ConvTranspose2d using unfold

Supose i have an matrix img and a kernel kernel.
Is it possible to do a transposed convolution doing a matrix multiplication.
I know that when you unroll the kernel you have to transpose this but when unrolling the input i cant
figure it out.

import torch
# as an input im using a tensor with the size of a mnist digit
img = torch.randn(1 ,1 ,28 ,28)
# kernel with 1 input dim and 1 output dim
kernel = torch.randn(1 ,1 ,3 ,3)
# unfold with kernel size 3 ,stride 2 , padding 1
unfold = torch.nn.Unfold(kernel_size=(3,3) ,stride=2 ,padding=1)
# unfolded data
img_unfolded = unfold(img)

so how to do the convtranspose using img_unfolded and kernel?

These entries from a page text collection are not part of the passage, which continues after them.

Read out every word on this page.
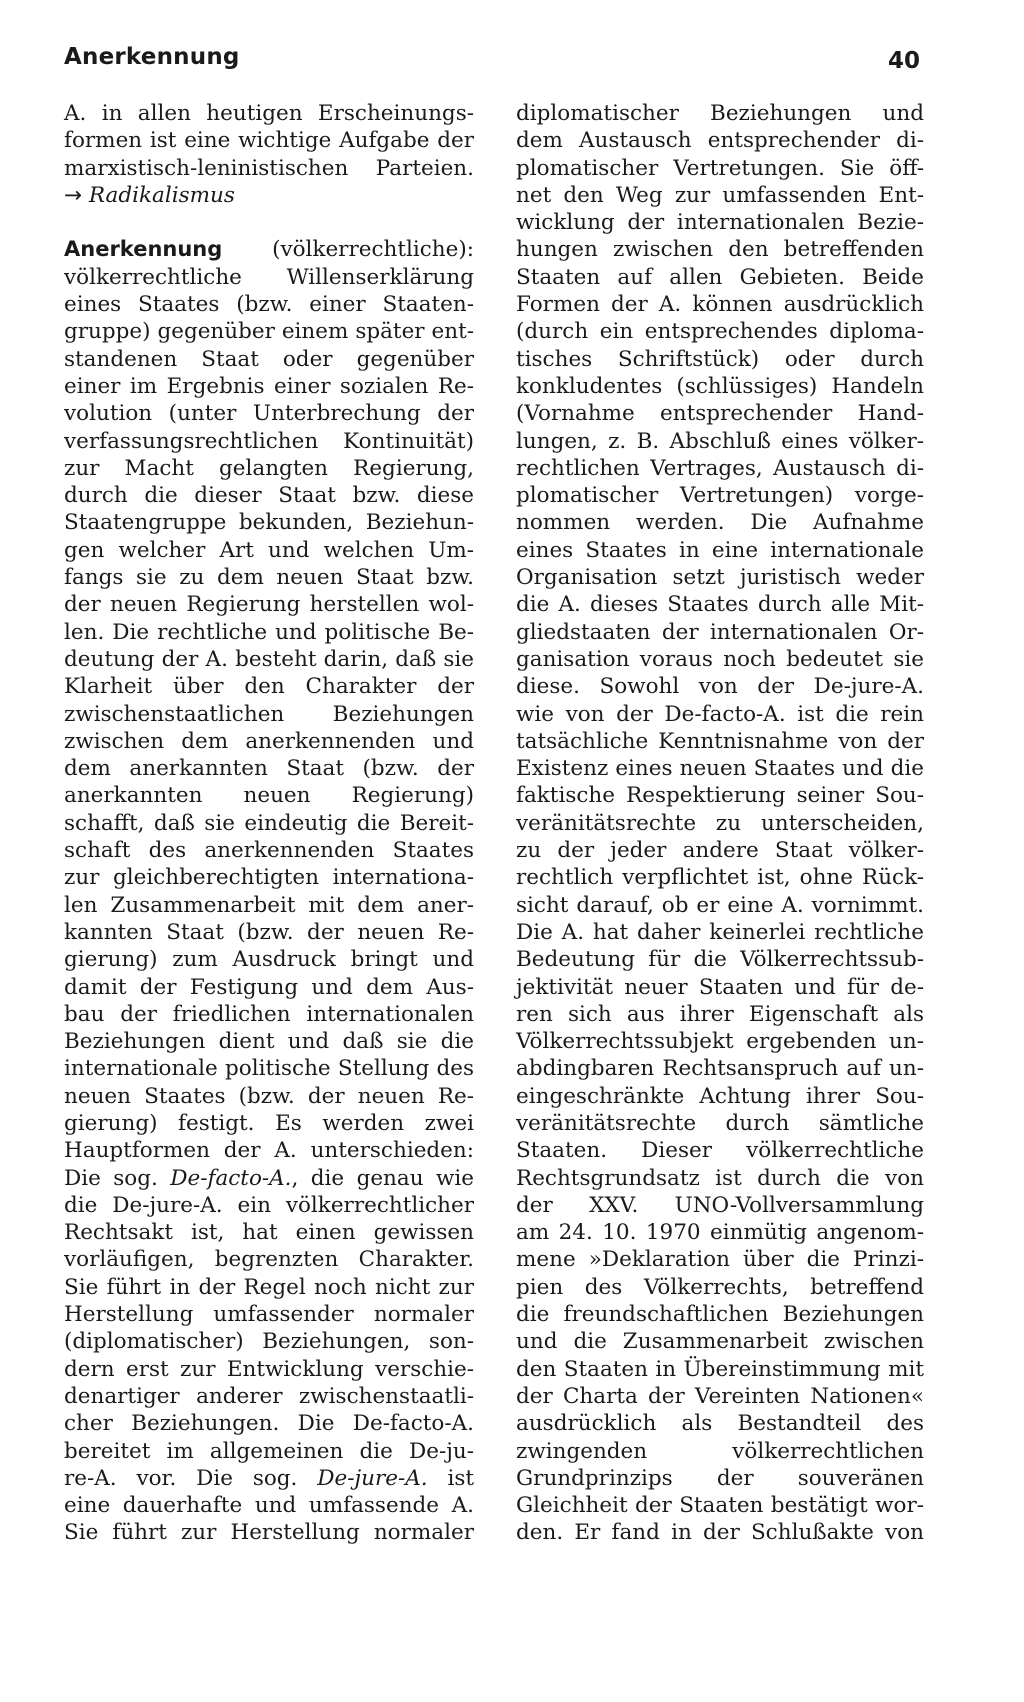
Anerkennung	40
A. in allen heutigen Erscheinungs-
formen ist eine wichtige Aufgabe der
marxistisch-leninistischen Parteien.
→ Radikalismus
Anerkennung (völkerrechtliche):
völkerrechtliche Willenserklärung
eines Staates (bzw. einer Staaten-
gruppe) gegenüber einem später ent-
standenen Staat oder gegenüber
einer im Ergebnis einer sozialen Re-
volution (unter Unterbrechung der
verfassungsrechtlichen Kontinuität)
zur Macht gelangten Regierung,
durch die dieser Staat bzw. diese
Staatengruppe bekunden, Beziehun-
gen welcher Art und welchen Um-
fangs sie zu dem neuen Staat bzw.
der neuen Regierung herstellen wol-
len. Die rechtliche und politische Be-
deutung der A. besteht darin, daß sie
Klarheit über den Charakter der
zwischenstaatlichen Beziehungen
zwischen dem anerkennenden und
dem anerkannten Staat (bzw. der
anerkannten neuen Regierung)
schafft, daß sie eindeutig die Bereit-
schaft des anerkennenden Staates
zur gleichberechtigten internationa-
len Zusammenarbeit mit dem aner-
kannten Staat (bzw. der neuen Re-
gierung) zum Ausdruck bringt und
damit der Festigung und dem Aus-
bau der friedlichen internationalen
Beziehungen dient und daß sie die
internationale politische Stellung des
neuen Staates (bzw. der neuen Re-
gierung) festigt. Es werden zwei
Hauptformen der A. unterschieden:
Die sog. De-facto-A., die genau wie
die De-jure-A. ein völkerrechtlicher
Rechtsakt ist, hat einen gewissen
vorläufigen, begrenzten Charakter.
Sie führt in der Regel noch nicht zur
Herstellung umfassender normaler
(diplomatischer) Beziehungen, son-
dern erst zur Entwicklung verschie-
denartiger anderer zwischenstaatli-
cher Beziehungen. Die De-facto-A.
bereitet im allgemeinen die De-ju-
re-A. vor. Die sog. De-jure-A. ist
eine dauerhafte und umfassende A.
Sie führt zur Herstellung normaler
diplomatischer Beziehungen und
dem Austausch entsprechender di-
plomatischer Vertretungen. Sie öff-
net den Weg zur umfassenden Ent-
wicklung der internationalen Bezie-
hungen zwischen den betreffenden
Staaten auf allen Gebieten. Beide
Formen der A. können ausdrücklich
(durch ein entsprechendes diploma-
tisches Schriftstück) oder durch
konkludentes (schlüssiges) Handeln
(Vornahme entsprechender Hand-
lungen, z. B. Abschluß eines völker-
rechtlichen Vertrages, Austausch di-
plomatischer Vertretungen) vorge-
nommen werden. Die Aufnahme
eines Staates in eine internationale
Organisation setzt juristisch weder
die A. dieses Staates durch alle Mit-
gliedstaaten der internationalen Or-
ganisation voraus noch bedeutet sie
diese. Sowohl von der De-jure-A.
wie von der De-facto-A. ist die rein
tatsächliche Kenntnisnahme von der
Existenz eines neuen Staates und die
faktische Respektierung seiner Sou-
veränitätsrechte zu unterscheiden,
zu der jeder andere Staat völker-
rechtlich verpflichtet ist, ohne Rück-
sicht darauf, ob er eine A. vornimmt.
Die A. hat daher keinerlei rechtliche
Bedeutung für die Völkerrechtssub-
jektivität neuer Staaten und für de-
ren sich aus ihrer Eigenschaft als
Völkerrechtssubjekt ergebenden un-
abdingbaren Rechtsanspruch auf un-
eingeschränkte Achtung ihrer Sou-
veränitätsrechte durch sämtliche
Staaten. Dieser völkerrechtliche
Rechtsgrundsatz ist durch die von
der XXV. UNO-Vollversammlung
am 24. 10. 1970 einmütig angenom-
mene »Deklaration über die Prinzi-
pien des Völkerrechts, betreffend
die freundschaftlichen Beziehungen
und die Zusammenarbeit zwischen
den Staaten in Übereinstimmung mit
der Charta der Vereinten Nationen«
ausdrücklich als Bestandteil des
zwingenden völkerrechtlichen
Grundprinzips der souveränen
Gleichheit der Staaten bestätigt wor-
den. Er fand in der Schlußakte von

thanks for looking at it and have a nice day :slight_smile:

1 Like

If your goal is to do transpose convolution, why don’t you use nn.functional.conv_transpose2d? torch.nn.functional — PyTorch 1.8.1 documentation

beacuse i want to do it from scratch to really understand whats happening behind those function calls.


I have also been needing to do this exact thing myself (for various reasons) for a little while and struggling to figure it out. Honestly, it’s way harder to find answers for this than it should be. I have read a lot of material on convolution, pytorch unfold, convtranspose2d, and cnn gradients. Finally, I just got it.

The answer is fortunately actually very simple, it’s just that it seems everyone has a different view of this operation (upsampling, cnn gradient, deconvolution, etc) that doesn’t quite explain everything. So this answer isn’t very “googleable”. Note this is the inefficient way of doing things - to do this using unfold, we have to add a bunch of padding to all the sides. There are more efficient implementations, but this is the best vectorized implementation I can come up with.

import torch
import torch.nn.functional as F
img = torch.randn(1 ,50 ,28 ,28)
kernel = torch.randn(30,50 ,3 ,3)
true_convt2d = F.conv_transpose2d(img, kernel.transpose(0,1))

pad0 = 3-1 # to explicitly show calculation of convtranspose2d padding
pad1 = 3-1
inp_unf = torch.nn.functional.unfold(img, (3,3), padding=(pad0,pad1))
w = torch.rot90(kernel, 2, [2,3])
# this is done the same way as forward convolution
out_unf = inp_unf.transpose(1, 2).matmul(w.view(w.size(0), -1).t()).transpose(1, 2)
out = out_unf.view(true_convt2d.shape)

Running this code will give a small error value around 1e-5, but you can see the magnitude of the output is around 90 so it’s close enough. I think this is due to optimization in the backend.

I hope this answer becomes “googleable” for others looking for this information. I am an new user so I can apparently only put 2 links in a post. If you want more, please DM me. There is a formula for calculating padding on data science stack exchange (though it’s not too hard to figure out) if you search “how-to-calculate-the-output-shape-of-conv2d-transpose”.

Disclaimer: I am pretty sure this is correct, but it still could be wrong. Also, this doesn’t take into account padding, strides, dilation, or groups.

Thorough descriptions of convolution
Visualization that explains rotation

1 Like

more helpful sources provided by @santacml

You are my hero!
I have spent the whole day just on this